Does It Do Any Good to Call the 'How's My Driving?' Phone Number?

WASHINGTON (AP) — "How's My Driving?" stickers were once the butt of jokes, considered "Big Brother" on the road.

Today, the decals are affixed to hundreds of thousands of 18-wheelers and other commercial vehicles rolling across America. And rising cell phone use has resulted in an increase in calls to phone numbers displayed on the vehicles — and the occasional firing of an unsafe driver.

A decade old, "How's My Driving?" gets mixed reviews.



"I'm not scared of answering to safety," said Dan Hallford, a trucker from Montgomery, Ala., who thinks they're a good idea.

But Wallace Harris, a driver from Vernon, Ala., doesn't think they make the roads any safer.

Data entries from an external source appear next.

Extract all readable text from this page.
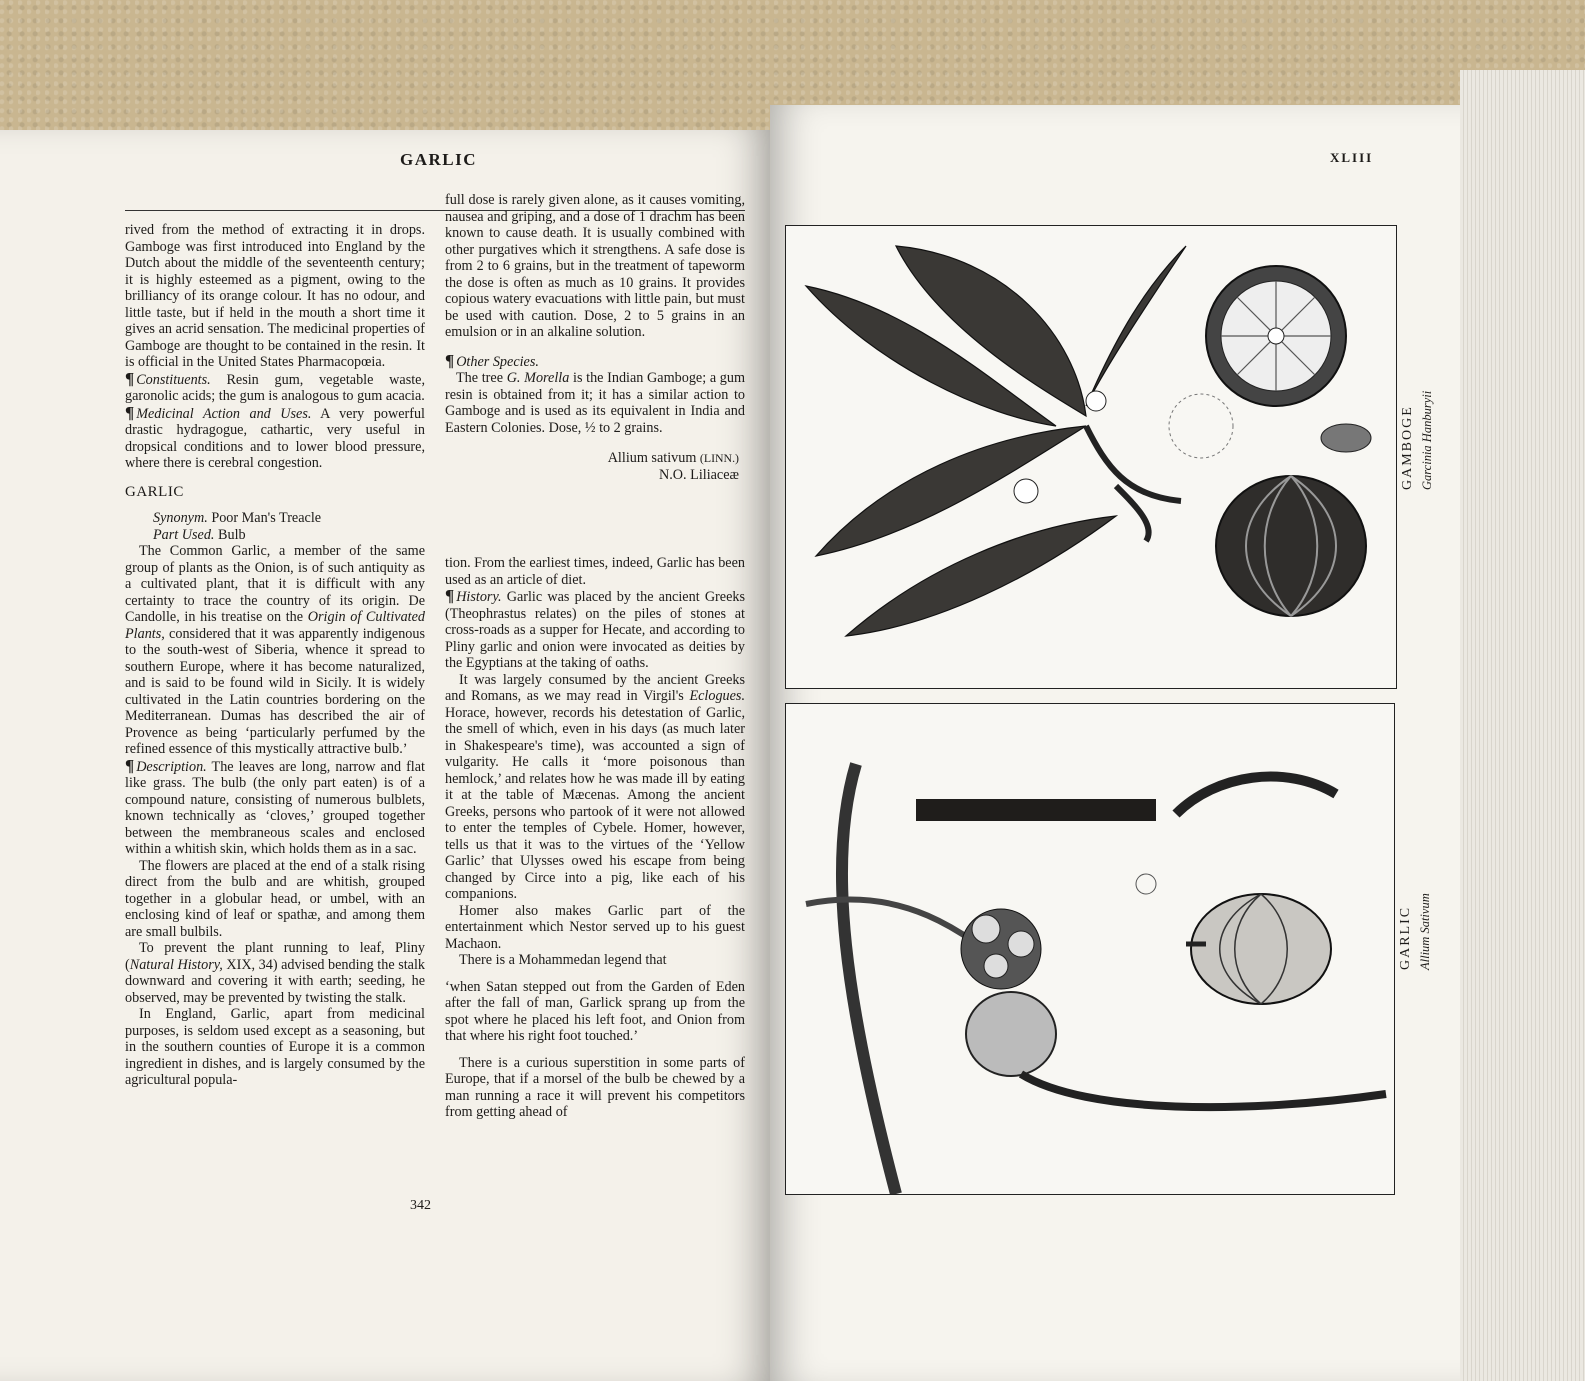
GARLIC	XLIII

rived from the method of extracting it in drops. Gamboge was first introduced into England by the Dutch about the middle of the seventeenth century; it is highly esteemed as a pigment, owing to the brilliancy of its orange colour. It has no odour, and little taste, but if held in the mouth a short time it gives an acrid sensation. The medicinal properties of Gamboge are thought to be contained in the resin. It is official in the United States Pharmacopœia.

¶ Constituents. Resin gum, vegetable waste, garonolic acids; the gum is analogous to gum acacia.

¶ Medicinal Action and Uses. A very powerful drastic hydragogue, cathartic, very useful in dropsical conditions and to lower blood pressure, where there is cerebral congestion.

GARLIC
Synonym. Poor Man's Treacle
Part Used. Bulb

The Common Garlic, a member of the same group of plants as the Onion, is of such antiquity as a cultivated plant, that it is difficult with any certainty to trace the country of its origin. De Candolle, in his treatise on the Origin of Cultivated Plants, considered that it was apparently indigenous to the south-west of Siberia, whence it spread to southern Europe, where it has become naturalized, and is said to be found wild in Sicily. It is widely cultivated in the Latin countries bordering on the Mediterranean. Dumas has described the air of Provence as being ‘particularly perfumed by the refined essence of this mystically attractive bulb.’

¶ Description. The leaves are long, narrow and flat like grass. The bulb (the only part eaten) is of a compound nature, consisting of numerous bulblets, known technically as ‘cloves,’ grouped together between the membraneous scales and enclosed within a whitish skin, which holds them as in a sac.

The flowers are placed at the end of a stalk rising direct from the bulb and are whitish, grouped together in a globular head, or umbel, with an enclosing kind of leaf or spathæ, and among them are small bulbils.

To prevent the plant running to leaf, Pliny (Natural History, XIX, 34) advised bending the stalk downward and covering it with earth; seeding, he observed, may be prevented by twisting the stalk.

In England, Garlic, apart from medicinal purposes, is seldom used except as a seasoning, but in the southern counties of Europe it is a common ingredient in dishes, and is largely consumed by the agricultural popula-

full dose is rarely given alone, as it causes vomiting, nausea and griping, and a dose of 1 drachm has been known to cause death. It is usually combined with other purgatives which it strengthens. A safe dose is from 2 to 6 grains, but in the treatment of tapeworm the dose is often as much as 10 grains. It provides copious watery evacuations with little pain, but must be used with caution. Dose, 2 to 5 grains in an emulsion or in an alkaline solution.

¶ Other Species.
The tree G. Morella is the Indian Gamboge; a gum resin is obtained from it; it has a similar action to Gamboge and is used as its equivalent in India and Eastern Colonies. Dose, ½ to 2 grains.

Allium sativum (LINN.)
N.O. Liliaceæ

tion. From the earliest times, indeed, Garlic has been used as an article of diet.

¶ History. Garlic was placed by the ancient Greeks (Theophrastus relates) on the piles of stones at cross-roads as a supper for Hecate, and according to Pliny garlic and onion were invocated as deities by the Egyptians at the taking of oaths.

It was largely consumed by the ancient Greeks and Romans, as we may read in Virgil's Eclogues. Horace, however, records his detestation of Garlic, the smell of which, even in his days (as much later in Shakespeare's time), was accounted a sign of vulgarity. He calls it ‘more poisonous than hemlock,’ and relates how he was made ill by eating it at the table of Mæcenas. Among the ancient Greeks, persons who partook of it were not allowed to enter the temples of Cybele. Homer, however, tells us that it was to the virtues of the ‘Yellow Garlic’ that Ulysses owed his escape from being changed by Circe into a pig, like each of his companions.

Homer also makes Garlic part of the entertainment which Nestor served up to his guest Machaon.

There is a Mohammedan legend that

‘when Satan stepped out from the Garden of Eden after the fall of man, Garlick sprang up from the spot where he placed his left foot, and Onion from that where his right foot touched.’

There is a curious superstition in some parts of Europe, that if a morsel of the bulb be chewed by a man running a race it will prevent his competitors from getting ahead of

342
GAMBOGE Garcinia Hanburyii
GARLIC Allium Sativum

"You get too many people getting mad at truckers and just calling in," Harris said. "People will call in and I will have no way to defend myself."

Some companies answer their own complaint calls from motorists. Others hire firms like FleetSafe or DriverCheck, both in Atlanta, Safety Alert Network in Metairie, La., and DriversAlert in Boca Raton, Fla., to collect the comments and compile incident reports.

Convinced they make drivers more safety-conscious, some insurance companies offer discounted premiums to fleets whose trucks carry the decals. Fireman's Fund Insurance Co. pays for monitoring 30,000 commercial vehicles operated by companies it insures, says Paul Farrell, loss control manager.

And it pays off, he said: "Fleets that use the program have 20 percent fewer accidents."

Still, skepticism surrounds "How's My Driving?" programs.

"The drivers say `Isn't this Big Brother watching me?"' Farrell said. "The general public - they may be a little bit wary of giving their name and phone number. That information is

rotected, but if somebody's not clued in to how the whole system works, they might feel like, `Gee, is there going to be a nasty, crazy driver knocking on my door tomorrow?"'

That misconception didn't dissuade David Reiner from grabbing a cell phone in his pickup truck and calling a toll-free "How's My Driving?" number on the back of a delivery van that braked suddenly on a busy road in Southern California.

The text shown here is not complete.